Eater, a food news and dining guide website, just predicted that functional mushrooms — immune system boosting foods like reishi, lion’s mane and cordyceps and chaga — could soon replace CBD gummies in popularity. The CBD gummy market in the U.S. is a multibillion-dollar industry. The spread and popularity of functional mushrooms is taking hold in the food, beverage and supplements markets and predictions on the growth of the industry range from 4% to 20% annually, with a value of $1 billion to $20 billion globally.

So, while it may be hard to pin down a precise valuation of the market, suffice it to say it is big and getting bigger.

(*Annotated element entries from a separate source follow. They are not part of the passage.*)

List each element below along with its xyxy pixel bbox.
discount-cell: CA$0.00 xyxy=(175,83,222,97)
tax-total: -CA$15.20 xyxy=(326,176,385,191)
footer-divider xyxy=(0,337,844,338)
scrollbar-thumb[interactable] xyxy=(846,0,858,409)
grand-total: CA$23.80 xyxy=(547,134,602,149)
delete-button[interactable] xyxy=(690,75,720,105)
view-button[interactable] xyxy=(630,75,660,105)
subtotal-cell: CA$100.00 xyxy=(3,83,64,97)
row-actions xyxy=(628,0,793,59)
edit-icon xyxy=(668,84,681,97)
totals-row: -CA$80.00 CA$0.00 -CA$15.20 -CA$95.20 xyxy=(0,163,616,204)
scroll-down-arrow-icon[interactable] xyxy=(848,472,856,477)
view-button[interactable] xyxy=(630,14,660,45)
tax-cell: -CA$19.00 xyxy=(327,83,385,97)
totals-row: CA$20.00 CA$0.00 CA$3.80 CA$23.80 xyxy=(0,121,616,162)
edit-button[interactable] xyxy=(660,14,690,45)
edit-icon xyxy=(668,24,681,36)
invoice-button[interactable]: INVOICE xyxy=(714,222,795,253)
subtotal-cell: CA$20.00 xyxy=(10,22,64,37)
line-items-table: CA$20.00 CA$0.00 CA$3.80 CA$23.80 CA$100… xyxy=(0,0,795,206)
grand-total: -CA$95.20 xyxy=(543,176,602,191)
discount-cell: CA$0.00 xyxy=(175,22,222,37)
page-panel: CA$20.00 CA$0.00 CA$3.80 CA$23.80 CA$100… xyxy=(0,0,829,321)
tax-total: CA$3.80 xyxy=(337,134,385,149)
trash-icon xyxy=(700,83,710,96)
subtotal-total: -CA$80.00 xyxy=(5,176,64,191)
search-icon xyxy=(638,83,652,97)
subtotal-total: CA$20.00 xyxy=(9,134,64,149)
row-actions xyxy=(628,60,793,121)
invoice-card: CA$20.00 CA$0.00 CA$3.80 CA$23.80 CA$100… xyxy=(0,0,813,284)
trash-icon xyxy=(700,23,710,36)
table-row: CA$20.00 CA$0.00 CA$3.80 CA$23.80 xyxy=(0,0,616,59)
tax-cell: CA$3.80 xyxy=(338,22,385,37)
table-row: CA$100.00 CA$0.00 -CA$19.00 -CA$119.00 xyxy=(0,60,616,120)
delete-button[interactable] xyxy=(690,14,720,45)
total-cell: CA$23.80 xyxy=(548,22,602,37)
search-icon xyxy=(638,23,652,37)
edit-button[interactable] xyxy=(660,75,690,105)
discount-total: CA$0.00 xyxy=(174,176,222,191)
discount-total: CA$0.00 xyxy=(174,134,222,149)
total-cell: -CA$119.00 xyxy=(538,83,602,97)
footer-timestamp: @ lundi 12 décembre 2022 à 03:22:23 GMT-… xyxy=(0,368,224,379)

Triquet and Leroux are not sitting around and waiting for the chaga to grow. They’ve negotiated deals to distribute chaga elixir from Estonia and are inking deals with landowners to farm chaga in Maine. For a small fee, JustNiks Mycosilva will insert dowels into your trees and buy back the chaga when it’s harvestable. Each tree is catalogued with its GPS location, date and time of the inoculation. In order for the practice to be sustainable, the chaga conk is not entirely harvested, leaving about 30% behind for the next harvest in a few years.

The pair has also developed their own teas and is partnering with a Maine distributor for chaga-infused beverages. They also started JustNiks RENT-A-FARMERS and Forest Fungi Farms.